I've been here a full week.
This morning I woke up at 8am. I still have that headache, which won't go away :( Other than that, though, I'm feeling pretty decent. I believe today is the day the library girls make their rounds, and I know there are a couple books I would like from the locked cupboard in the lounge. There's one about pregnancy blues, and it might do me some good to read through it.
Ellie was moving like CRAZY last night, such a good girl. I had some contractions, but it was definitely nothing serious. I just had breakfast, and now I'm waiting on my first baby check of the day. I don't know if I ate too quickly, or what, but I feel hideously nauseated at the moment. If I wasn't afraid of a) my water breaking if I barf too hard, and b) the germs that live in the bathroom, I think I'd be hanging out on the floor. Ha, those fears are pretty good at keeping things down.
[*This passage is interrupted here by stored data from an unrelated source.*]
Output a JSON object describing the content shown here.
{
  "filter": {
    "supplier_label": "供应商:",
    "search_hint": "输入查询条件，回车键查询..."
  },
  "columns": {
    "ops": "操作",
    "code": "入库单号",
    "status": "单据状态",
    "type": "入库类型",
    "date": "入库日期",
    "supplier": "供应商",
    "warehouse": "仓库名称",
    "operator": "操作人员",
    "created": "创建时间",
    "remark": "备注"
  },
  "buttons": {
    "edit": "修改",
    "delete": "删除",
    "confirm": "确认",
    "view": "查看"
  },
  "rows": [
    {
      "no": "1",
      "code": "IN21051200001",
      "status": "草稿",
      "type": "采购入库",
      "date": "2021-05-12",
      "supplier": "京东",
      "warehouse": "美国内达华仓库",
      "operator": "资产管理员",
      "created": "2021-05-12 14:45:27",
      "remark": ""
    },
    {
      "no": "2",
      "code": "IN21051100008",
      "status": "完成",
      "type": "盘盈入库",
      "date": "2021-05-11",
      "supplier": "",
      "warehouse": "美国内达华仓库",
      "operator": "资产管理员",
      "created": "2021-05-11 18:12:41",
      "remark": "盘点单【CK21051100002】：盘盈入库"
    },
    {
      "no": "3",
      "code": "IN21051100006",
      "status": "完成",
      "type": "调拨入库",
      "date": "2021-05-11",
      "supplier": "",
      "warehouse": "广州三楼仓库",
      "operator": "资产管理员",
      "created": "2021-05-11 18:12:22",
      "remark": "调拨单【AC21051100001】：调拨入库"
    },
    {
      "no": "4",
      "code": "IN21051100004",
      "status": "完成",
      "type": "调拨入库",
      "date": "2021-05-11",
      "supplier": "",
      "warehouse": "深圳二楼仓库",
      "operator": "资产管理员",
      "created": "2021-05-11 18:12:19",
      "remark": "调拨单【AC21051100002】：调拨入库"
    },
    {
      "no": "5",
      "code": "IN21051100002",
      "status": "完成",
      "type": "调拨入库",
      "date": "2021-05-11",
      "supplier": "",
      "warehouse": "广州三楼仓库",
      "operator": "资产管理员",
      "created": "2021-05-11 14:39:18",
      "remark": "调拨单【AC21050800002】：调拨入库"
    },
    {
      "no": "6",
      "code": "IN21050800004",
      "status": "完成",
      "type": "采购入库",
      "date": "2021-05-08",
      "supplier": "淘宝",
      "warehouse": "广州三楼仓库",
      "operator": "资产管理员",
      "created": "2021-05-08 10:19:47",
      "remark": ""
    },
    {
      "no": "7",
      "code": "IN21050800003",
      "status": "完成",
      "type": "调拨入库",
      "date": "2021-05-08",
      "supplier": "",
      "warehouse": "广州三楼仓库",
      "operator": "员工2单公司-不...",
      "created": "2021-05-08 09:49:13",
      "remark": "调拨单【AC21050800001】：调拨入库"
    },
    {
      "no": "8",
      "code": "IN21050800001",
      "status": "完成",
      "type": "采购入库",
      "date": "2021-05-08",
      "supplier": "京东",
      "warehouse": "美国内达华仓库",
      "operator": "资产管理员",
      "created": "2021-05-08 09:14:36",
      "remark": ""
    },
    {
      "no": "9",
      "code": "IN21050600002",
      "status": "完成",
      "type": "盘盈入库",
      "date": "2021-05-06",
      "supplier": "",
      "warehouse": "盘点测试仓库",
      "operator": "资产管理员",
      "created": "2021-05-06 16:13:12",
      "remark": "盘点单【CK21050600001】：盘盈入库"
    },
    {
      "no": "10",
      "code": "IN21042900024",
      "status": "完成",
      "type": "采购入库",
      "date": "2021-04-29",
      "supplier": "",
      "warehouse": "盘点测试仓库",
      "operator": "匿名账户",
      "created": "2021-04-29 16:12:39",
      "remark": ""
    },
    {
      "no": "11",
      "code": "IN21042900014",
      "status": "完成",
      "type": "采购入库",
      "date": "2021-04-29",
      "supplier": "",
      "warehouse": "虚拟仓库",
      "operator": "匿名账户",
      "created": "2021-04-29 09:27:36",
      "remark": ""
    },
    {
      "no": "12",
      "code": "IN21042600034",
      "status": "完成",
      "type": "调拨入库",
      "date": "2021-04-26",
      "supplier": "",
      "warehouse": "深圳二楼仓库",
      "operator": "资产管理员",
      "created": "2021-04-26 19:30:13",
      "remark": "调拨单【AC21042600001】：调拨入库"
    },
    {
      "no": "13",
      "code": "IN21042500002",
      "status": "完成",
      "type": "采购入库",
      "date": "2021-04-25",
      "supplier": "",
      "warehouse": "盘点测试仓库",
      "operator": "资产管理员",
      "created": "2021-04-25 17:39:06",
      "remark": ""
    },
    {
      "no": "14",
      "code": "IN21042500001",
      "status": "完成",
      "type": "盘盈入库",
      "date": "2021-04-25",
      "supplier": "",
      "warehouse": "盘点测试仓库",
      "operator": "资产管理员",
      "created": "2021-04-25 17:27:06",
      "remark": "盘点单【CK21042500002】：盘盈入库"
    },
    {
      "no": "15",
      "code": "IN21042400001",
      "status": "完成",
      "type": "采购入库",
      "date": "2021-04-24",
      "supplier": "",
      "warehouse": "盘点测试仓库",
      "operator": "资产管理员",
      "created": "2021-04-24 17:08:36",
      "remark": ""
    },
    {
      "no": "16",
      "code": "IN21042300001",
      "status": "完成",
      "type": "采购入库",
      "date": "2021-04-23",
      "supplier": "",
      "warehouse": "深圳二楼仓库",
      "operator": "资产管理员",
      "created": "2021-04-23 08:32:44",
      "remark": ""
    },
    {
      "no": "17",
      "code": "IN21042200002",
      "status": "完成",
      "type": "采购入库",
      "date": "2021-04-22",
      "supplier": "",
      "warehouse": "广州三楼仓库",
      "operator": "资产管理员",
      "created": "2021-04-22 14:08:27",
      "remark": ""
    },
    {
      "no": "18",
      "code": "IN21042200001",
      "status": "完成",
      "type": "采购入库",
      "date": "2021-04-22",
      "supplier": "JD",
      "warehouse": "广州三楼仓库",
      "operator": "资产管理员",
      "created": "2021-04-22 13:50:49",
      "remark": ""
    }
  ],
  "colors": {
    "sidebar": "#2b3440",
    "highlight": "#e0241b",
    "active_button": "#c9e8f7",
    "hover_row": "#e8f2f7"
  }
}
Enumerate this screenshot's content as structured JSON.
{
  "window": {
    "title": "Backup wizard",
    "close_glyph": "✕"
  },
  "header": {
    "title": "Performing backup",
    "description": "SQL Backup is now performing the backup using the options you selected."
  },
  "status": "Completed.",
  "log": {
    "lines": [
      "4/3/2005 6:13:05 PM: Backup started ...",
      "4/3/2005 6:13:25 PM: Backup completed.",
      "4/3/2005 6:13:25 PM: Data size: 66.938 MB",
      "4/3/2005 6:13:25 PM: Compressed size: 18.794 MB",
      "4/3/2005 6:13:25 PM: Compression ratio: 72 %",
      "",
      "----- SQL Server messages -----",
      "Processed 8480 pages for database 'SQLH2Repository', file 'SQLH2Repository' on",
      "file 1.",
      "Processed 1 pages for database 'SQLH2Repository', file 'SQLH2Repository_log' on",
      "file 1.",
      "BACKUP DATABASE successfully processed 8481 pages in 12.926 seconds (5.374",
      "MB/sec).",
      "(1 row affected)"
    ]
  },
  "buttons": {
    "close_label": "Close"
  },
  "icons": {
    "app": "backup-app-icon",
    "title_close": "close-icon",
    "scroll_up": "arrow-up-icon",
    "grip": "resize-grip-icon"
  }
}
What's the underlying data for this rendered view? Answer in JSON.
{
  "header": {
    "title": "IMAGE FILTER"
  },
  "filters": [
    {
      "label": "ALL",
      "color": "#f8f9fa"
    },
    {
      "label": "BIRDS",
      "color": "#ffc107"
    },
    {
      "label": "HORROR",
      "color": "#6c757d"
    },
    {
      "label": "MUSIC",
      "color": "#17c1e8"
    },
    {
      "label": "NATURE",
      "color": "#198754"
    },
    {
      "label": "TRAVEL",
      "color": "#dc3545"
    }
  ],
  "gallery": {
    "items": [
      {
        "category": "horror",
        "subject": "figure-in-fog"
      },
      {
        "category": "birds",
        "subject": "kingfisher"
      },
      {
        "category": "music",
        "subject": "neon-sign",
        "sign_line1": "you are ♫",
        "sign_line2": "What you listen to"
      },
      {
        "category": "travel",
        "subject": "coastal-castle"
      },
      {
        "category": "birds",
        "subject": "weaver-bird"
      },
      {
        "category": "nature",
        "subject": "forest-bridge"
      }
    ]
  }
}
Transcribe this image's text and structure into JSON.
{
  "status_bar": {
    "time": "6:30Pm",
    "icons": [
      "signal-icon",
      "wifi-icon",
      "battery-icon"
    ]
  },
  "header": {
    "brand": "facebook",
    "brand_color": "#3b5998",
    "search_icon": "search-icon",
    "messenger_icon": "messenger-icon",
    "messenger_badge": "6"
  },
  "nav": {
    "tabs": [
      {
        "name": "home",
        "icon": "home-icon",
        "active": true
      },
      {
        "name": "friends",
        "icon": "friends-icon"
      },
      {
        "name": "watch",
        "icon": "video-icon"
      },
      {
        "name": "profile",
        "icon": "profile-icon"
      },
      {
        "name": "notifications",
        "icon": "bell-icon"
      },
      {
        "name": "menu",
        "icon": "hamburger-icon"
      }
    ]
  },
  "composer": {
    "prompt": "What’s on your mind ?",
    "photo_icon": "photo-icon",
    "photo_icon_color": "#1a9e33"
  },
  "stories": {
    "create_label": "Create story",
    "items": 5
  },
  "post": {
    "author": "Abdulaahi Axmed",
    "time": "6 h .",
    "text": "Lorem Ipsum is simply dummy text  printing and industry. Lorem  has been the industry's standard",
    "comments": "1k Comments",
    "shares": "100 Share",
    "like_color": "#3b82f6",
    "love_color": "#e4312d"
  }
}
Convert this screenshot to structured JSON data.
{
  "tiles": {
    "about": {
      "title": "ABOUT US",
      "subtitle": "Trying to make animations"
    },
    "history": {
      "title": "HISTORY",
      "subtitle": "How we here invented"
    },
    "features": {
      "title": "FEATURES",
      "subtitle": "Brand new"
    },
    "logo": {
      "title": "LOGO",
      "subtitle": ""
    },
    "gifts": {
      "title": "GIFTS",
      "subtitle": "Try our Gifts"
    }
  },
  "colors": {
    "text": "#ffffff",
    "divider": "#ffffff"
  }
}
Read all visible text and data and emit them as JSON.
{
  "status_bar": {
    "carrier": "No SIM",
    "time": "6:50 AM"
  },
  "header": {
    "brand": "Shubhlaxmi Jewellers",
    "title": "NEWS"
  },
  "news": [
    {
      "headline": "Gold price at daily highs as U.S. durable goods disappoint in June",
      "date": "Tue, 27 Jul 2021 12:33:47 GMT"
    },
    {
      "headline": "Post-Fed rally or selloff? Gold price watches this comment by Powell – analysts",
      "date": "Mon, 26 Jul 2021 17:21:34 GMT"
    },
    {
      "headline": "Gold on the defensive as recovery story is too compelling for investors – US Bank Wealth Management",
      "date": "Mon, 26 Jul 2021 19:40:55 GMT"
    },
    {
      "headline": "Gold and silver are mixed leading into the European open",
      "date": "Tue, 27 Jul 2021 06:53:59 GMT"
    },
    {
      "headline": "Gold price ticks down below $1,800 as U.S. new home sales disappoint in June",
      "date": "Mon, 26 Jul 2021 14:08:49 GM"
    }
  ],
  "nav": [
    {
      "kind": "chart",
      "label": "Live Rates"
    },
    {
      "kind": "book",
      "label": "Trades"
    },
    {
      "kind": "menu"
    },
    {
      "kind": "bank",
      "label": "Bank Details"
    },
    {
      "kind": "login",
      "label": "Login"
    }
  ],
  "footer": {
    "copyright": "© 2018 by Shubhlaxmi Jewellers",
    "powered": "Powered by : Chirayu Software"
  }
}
I'm still upset at my mom over her commotion yesterday. I'd rather not go into details, but it's probably not a good idea to go visit someone in the hospital, who is there to make sure there are no stresses, and stress that person out. She didn't even call me last night to apologize, which is ridiculous, because if it had been go-time, I would have been still upset at her, and I don't think that would have made for particularly calming labor support.
Baby check was great. 131bpm heart rate for Ellie, my bp was great 110/68, normal temperature. And, Ellie was trying to kick the doppler away, which she doesn't normally do. She's a feisty little one. My nurse said "Okay, now I just have to smell your pad and I will leave it there for the doctor". *GAG* I could NEVER be a nurse. As I turned a nice crimson color, she told me "Yeah, it's smells funky. I can't even describe it, but you're right, it's a weird smell".
Ah... all for the baby, this is all for the baby, it's worth it, the embarrassment and lack of privacy are worth having a healthy baby.